In less than a month’s time, voters in the Republic of Ireland will vote in a historic referendum on the future of the country’s stance on reproductive rights.

On 25 May, Irish citizens will decide whether or not to repeal part of their constitution, the Eighth Amendment, which outlaws abortion, even in cases of rape or incest. Abortion is currently permissible when the mother’s life is at risk.

A referendum in 1983 saw the amendment instituted, with the country affirming to protect as far as practicable the equal right to life of the unborn and the mother. Critics of the constitution say the legislation places women at risk of dangerous backstreet abortions. Around nine women travel to another country a day for the of procedure, campaigners have noted. Abortion is also severely restricted north of the border, meaning women often have to travel to northern England, an isolating and financially difficult experience.

The main group advocating repeal, Together for Yes, want to permit access to abortion up to a twelve-week limit and introduce more lenient conditions, such as rape, incest, and foetal abnormality.

The leader of the governing party, Fine Gael, has backed the repeal camp.

In a speech made in Dublin, the Irish leader Leo Varadkar urged voters to consider compassion at the polling booth. The Taoiseach said the amendment was an example of how the nation wrongs women today. “I trust women and I trust doctors,” he said, stating he wanted Ireland “to be able to look women in the eye when for too long we have looked away.”

Mr Varadkar also criticised some of the claims made by the No campaigners asking: “If we really believe the Eighth Amendment will result in five times as many women having an abortion – what does that say about us?”

The smaller parties, Sinn Fein and Labour, have also endorsed the Yes campaign. “The party I lead is a big tent; there will be no whip, no merits or demerits, just freedom of conscience,” Mr Varadkar stated. Fine Gael politicians who have broken the party line by either opposing or reserving their stance on the referendum include 13 of the party’s 15 ministers of State.

Almost half of people surveyed for a Behaviour & Attitudes/Sunday Times poll said they wanted the amendment to be repealed. 29 percent said they did not want repeal, and 21 percent said they were unsure.

Despite this public support, the debate is controversial and emotionally charged. Tensions peaked last week with the removal of a pro-choice mural in Dublin, which Yes campaigners have dubbed as censorship.

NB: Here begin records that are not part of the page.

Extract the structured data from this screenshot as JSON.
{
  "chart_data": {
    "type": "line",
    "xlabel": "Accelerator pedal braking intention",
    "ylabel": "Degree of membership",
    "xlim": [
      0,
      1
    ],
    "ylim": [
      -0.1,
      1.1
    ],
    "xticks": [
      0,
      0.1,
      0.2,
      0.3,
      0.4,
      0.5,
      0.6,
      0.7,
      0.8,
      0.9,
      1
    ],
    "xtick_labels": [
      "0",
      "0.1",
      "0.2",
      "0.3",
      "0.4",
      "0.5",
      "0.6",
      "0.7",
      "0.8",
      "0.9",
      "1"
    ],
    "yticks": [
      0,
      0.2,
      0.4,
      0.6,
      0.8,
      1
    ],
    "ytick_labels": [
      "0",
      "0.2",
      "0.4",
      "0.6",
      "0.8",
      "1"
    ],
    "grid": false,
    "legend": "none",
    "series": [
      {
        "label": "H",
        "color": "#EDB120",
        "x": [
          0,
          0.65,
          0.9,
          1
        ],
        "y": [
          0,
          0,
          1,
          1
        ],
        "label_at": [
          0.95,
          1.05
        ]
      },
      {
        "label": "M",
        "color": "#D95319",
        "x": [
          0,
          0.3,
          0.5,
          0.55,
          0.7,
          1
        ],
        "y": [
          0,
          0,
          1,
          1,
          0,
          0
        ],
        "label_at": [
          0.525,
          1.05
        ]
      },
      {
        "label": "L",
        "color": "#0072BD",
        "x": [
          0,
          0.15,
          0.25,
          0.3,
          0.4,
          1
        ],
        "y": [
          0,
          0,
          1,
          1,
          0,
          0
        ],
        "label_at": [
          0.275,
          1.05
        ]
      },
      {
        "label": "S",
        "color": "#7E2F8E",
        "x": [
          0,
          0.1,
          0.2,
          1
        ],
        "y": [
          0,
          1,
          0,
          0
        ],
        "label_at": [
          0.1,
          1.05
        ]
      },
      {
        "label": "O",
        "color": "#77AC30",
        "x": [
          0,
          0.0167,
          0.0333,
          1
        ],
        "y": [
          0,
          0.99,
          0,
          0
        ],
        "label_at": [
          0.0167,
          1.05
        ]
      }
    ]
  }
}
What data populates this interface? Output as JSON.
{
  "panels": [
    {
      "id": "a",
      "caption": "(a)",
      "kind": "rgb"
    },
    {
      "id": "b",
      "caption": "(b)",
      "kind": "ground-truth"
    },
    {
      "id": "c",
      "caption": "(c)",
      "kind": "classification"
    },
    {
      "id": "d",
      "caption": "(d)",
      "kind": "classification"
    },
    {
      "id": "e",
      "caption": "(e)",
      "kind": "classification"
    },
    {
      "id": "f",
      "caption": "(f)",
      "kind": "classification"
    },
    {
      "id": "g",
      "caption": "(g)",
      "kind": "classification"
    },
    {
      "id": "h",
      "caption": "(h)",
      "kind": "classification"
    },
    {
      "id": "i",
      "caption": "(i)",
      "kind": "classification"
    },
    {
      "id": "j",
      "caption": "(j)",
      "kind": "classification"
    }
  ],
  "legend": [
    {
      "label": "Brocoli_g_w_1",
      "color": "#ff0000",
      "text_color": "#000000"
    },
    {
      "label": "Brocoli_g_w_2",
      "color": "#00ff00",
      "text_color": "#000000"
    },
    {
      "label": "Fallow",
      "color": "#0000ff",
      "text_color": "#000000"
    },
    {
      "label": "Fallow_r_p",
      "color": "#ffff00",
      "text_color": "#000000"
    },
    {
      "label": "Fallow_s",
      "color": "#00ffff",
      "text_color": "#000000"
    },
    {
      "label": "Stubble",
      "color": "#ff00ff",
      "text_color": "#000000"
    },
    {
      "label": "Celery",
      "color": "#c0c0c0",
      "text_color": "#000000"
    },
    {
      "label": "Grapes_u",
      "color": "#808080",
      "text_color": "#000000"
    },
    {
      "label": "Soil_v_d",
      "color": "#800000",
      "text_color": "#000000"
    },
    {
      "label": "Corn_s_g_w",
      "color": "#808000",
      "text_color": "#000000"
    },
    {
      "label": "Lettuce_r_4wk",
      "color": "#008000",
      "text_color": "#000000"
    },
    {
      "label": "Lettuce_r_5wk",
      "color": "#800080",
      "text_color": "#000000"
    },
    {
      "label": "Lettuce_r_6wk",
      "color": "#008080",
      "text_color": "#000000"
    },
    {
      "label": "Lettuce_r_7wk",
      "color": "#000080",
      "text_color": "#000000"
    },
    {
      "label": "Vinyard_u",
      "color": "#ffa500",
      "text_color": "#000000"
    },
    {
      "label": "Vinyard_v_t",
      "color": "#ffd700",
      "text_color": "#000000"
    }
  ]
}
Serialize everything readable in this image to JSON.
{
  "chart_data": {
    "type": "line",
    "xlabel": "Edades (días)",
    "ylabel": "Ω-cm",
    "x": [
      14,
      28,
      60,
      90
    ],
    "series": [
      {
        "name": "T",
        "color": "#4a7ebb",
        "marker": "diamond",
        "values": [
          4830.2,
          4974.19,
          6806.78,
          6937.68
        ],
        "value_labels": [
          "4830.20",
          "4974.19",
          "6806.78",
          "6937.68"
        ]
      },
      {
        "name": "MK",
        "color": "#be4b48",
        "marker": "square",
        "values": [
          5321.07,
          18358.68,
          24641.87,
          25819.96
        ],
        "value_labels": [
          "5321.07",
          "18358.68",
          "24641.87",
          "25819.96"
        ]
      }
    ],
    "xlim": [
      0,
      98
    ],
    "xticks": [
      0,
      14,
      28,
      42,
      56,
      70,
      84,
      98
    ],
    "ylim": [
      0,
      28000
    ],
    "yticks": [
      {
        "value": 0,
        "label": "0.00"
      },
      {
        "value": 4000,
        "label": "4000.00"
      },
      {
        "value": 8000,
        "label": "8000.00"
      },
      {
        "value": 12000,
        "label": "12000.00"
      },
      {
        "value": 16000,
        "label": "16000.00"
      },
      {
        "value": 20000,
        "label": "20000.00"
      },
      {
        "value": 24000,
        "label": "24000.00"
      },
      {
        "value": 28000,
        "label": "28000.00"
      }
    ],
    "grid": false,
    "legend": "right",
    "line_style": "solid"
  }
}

The Catholic Church has been advocating for its members to vote No in the ballot, describing the impact of repeal as ushering in “unrestricted access to abortion”. Both the Church of Ireland primate, Archbishop Richard Clarke, and the Archbishop of Dublin, Michael Jackson, said ending pregnancies “at any stage” was “not an ethical position we can accept”. This is the church’s long-standing position.